SCE 1.1.3
Breaking changes (API style)
- Per common R conventions, all exported function names now
use lowercase (including main constructors
sce()
and sca()).
- S3 class names are now
"sce" and
"sca" (previously "SCE" and
"SCA"). Method names follow (print.sce,
predict.sca, etc.).
- Renamed functions include (non-exhaustive):
model_simulation(), sca_tree_predict(),
sce_model_evaluation(),
sca_model_evaluation(), wilks_importance(),
sca_importance(), rfe_sce(),
plot_rfe(), and internal helpers such as
sce_prediction(), training_prediction(),
oob_validation(), gof(),
nse_equation(), kge_equation(),
inference().
- Saved
.RDS / .RData
models created with older versions store the previous class
names; assign new classes before using S3 methods,
e.g. class(obj) <- "sce" or
class(obj) <- "sca" as appropriate.
Bug fixes
sce(parallel = TRUE) no longer fails on single-core
machines (or when Ntree == 1); it now falls back to
sequential execution instead of leaving the result vector undefined.
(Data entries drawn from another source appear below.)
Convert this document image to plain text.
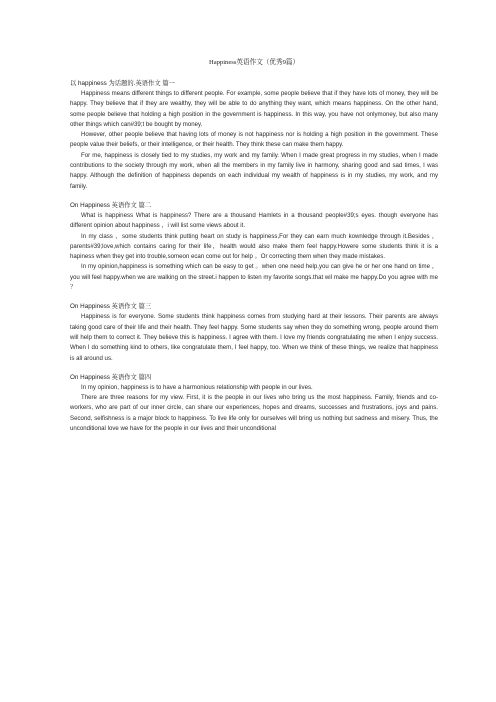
Happiness英语作文（优秀9篇）
以 happiness 为话题的.英语作文 篇一

Happiness means different things to different people. For example, some people believe that if they have lots of money, they will be happy. They believe that if they are wealthy, they will be able to do anything they want, which means happiness. On the other hand, some people believe that holding a high position in the government is happiness. In this way, you have not onlymoney, but also many other things which can#39;t be bought by money.

However, other people believe that having lots of money is not happiness nor is holding a high position in the government. These people value their beliefs, or their intelligence, or their health. They think these can make them happy.

For me, happiness is closely tied to my studies, my work and my family. When I made great progress in my studies, when I made contributions to the society through my work, when all the members in my family live in harmony, sharing good and sad times, I was happy. Although the definition of happiness depends on each individual my wealth of happiness is in my studies, my work, and my family.

On Happiness 英语作文 篇二

What is happiness What is happiness? There are a thousand Hamlets in a thousand people#39;s eyes. though everyone has different opinion about happiness ，i will list some views about it.

In my class ，some students think putting heart on study is happiness,For they can earn much kownledge through it.Besides ，parents#39;love,which contains caring for their life，health would also make them feel happy.Howere some students think it is a hapiness when they get into trouble,someon ecan come out for help 。Or correcting them when they made mistakes.

In my opinion,happiness is something which can be easy to get 。when one need help,you can give he or her one hand on time ，you will feel happy.when we are walking on the street.i happen to listen my favorite songs.that wil make me happy.Do you agree with me ？

On Happiness 英语作文 篇三

Happiness is for everyone. Some students think happiness comes from studying hard at their lessons. Their parents are always taking good care of their life and their health. They feel happy. Some students say when they do something wrong, people around them will help them to correct it. They believe this is happiness. I agree with them. I love my friends congratulating me when I enjoy success. When I do something kind to others, like congratulate them, I feel happy, too. When we think of these things, we realize that happiness is all around us.

On Happiness 英语作文 篇四

In my opinion, happiness is to have a harmonious relationship with people in our lives.

There are three reasons for my view. First, it is the people in our lives who bring us the most happiness. Family, friends and co-workers, who are part of our inner circle, can share our experiences, hopes and dreams, successes and frustrations, joys and pains. Second, selfishness is a major block to happiness. To live life only for ourselves will bring us nothing but sadness and misery. Thus, the unconditional love we have for the people in our lives and their unconditional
The
cluster is also released via on.exit() so a worker error no
longer leaks the cluster.
Documentation
- Updated
README.md, tutorial script, and manual pages to
match the new function and dataset names.
SCE 1.1.2
New Features
- Added
digits argument for variable importance outputs
Wilks_importance() and SCA_importance()
now round Relative_Importance to digits
decimal places (default: 2)
- S3 methods
importance.SCE() and
importance.SCA() accept and forward the digits
argument
Documentation
- Updated
man/importance.Rd to document the
digits parameter and default
- Updated README examples to demonstrate
importance(..., digits = 2)
Compatibility
- Backward compatible; only changes displayed precision of importance
values. Adjust
digits to control rounding
SCE 1.1.1
New Features
- Added parameter validation warnings to
evaluate() S3
methods
evaluate.SCA() now automatically retrieves predictants
from the model object (no need to specify)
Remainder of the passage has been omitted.